In April 2023, Gray pitched like Maddux at his best, and there is no greater compliment that can be paid to a modern-day pitcher who relies on guile and movement.

Sunday at Target Field, Gray pitched six innings, giving up one run, in the Twins' 8-4 victory over the Royals. He is 4-0 with a baseball-best ERA of 0.77, tying Ervin Santana in 2017 for the lowest ERA in April in Twins history. He became the first pitcher ever to go 9-0 in nine consecutive starts against the Royals.

Gray has not given up a home run this season, in part because he throws six pitches — a curve, cutter, sinker, four-seam fastball, slider and changeup, in order of preference. All of his results and some of his pitches this April have been reminiscent of Maddux, which is unintentional. "No, he's not an influence," Gray said. "Great pitcher, though."

Twins pitching coach Pete Maki noted that Maddux relied heavily on his two-seam fastball and a devastating changeup. Gray, he said, "has three different types of spin varieties," and, like Maddux, can throw a two-seam fastball at the hip of a lefthanded hitter and make it belatedly curl into the strike zone.

Gray defies two tenets of traditional baseball thinking. At 5-10, he is a relatively short righthander who lacks dominant velocity — a combination of red flags for old-school scouts — and he doesn't need to set up his breaking pitches by using his fastball early and often. His command of his curve gives him a pitch that can get him ahead in the count, or get an out early in the count, without requiring maximum velocity.

His crooked pitches have prevented crooked numbers on the scoreboard — he has given up only three runs all season, never more than one in a game.

Gray is 4-0, halfway to his victory total last year. "I think the biggest takeaway is the wins," he said. "For me, that's the only thing that truly matters, is that when I start a game, the team wins."

In his first career start against the Royals, in 2014, he gave up a fifth-inning home run to Raul Ibanez.
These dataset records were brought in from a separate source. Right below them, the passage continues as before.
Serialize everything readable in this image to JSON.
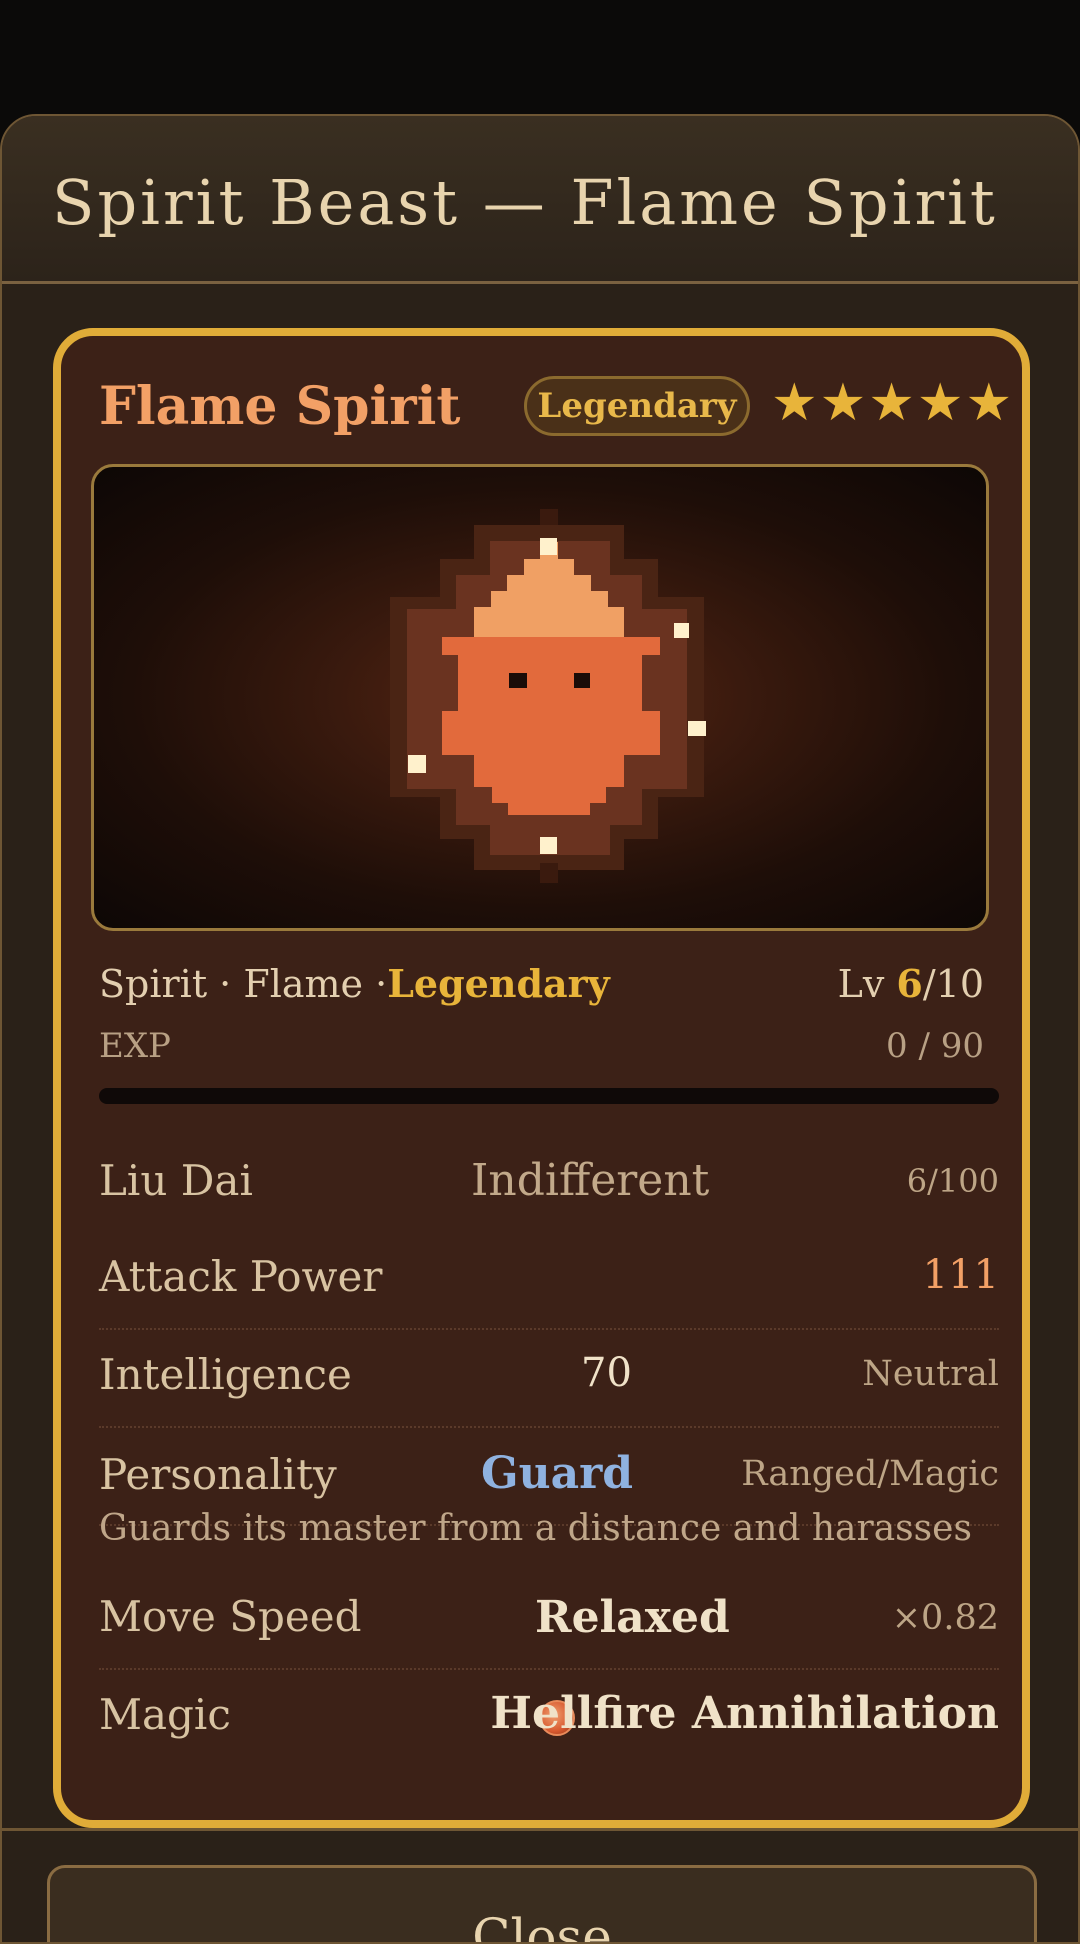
{
  "modal": {
    "title": "Spirit Beast — Flame Spirit"
  },
  "card": {
    "name": "Flame Spirit",
    "rarity_badge": "Legendary",
    "stars": [
      "★",
      "★",
      "★",
      "★",
      "★"
    ],
    "meta": {
      "type_prefix": "Spirit · Flame ·",
      "rarity": "Legendary",
      "level_label": "Lv ",
      "level_current": "6",
      "level_max": "/10"
    },
    "exp": {
      "label": "EXP",
      "value": "0 / 90",
      "fraction": 0
    },
    "stats": {
      "bond": {
        "label": "Liu Dai",
        "value": "Indifferent",
        "extra": "6/100"
      },
      "attack": {
        "label": "Attack Power",
        "value": "111"
      },
      "intelligence": {
        "label": "Intelligence",
        "value": "70",
        "extra": "Neutral"
      },
      "personality": {
        "label": "Personality",
        "value": "Guard",
        "extra": "Ranged/Magic"
      },
      "personality_desc": "Guards its master from a distance and harasses",
      "move_speed": {
        "label": "Move Speed",
        "value": "Relaxed",
        "extra": "×0.82"
      },
      "magic": {
        "label": "Magic",
        "value": "Hellfire Annihilation",
        "icon": "fire-orb-icon"
      }
    }
  },
  "footer": {
    "close_label": "Close"
  },
  "colors": {
    "accent_gold": "#e0ac38",
    "name_orange": "#f2a066",
    "attack_orange": "#f2a066",
    "personality_blue": "#8fb2e0"
  }
}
He has not given up a home run to Kansas City in 71 innings since.

"I don't know if anyone in baseball could have had a much better month than what Sonny Gray just gave us," Twins manager Rocco Baldelli said. "I don't know what goes into that 'pitcher of the month' deal that they give away, but that looks like a pitcher of the month performance if I've ever seen one."

Gray didn't give up a run on Sunday until the Twins led 8-0.

Baldelli praised "the unwavering nature of the way his outings have gone. I don't care who you are, over the course of a month to just go out there and most of the time overwhelm the outing, dominate the outing — but when it's not going perfectly, he's found every possible way to get through the outings that haven't been perfect.

"He has not let up. He has bent, because you have to bend at times, but he has not broken at any point this year, in any outing, regardless of how he's throwing the ball, how he's feeling, the strike zone, which pitches are working and which aren't. He has a lot of different ways to get outs and he's used them all over the course of this month, and it's been impressive."

For those of us who hung on Maddux's every pitch, it's also been nostalgic.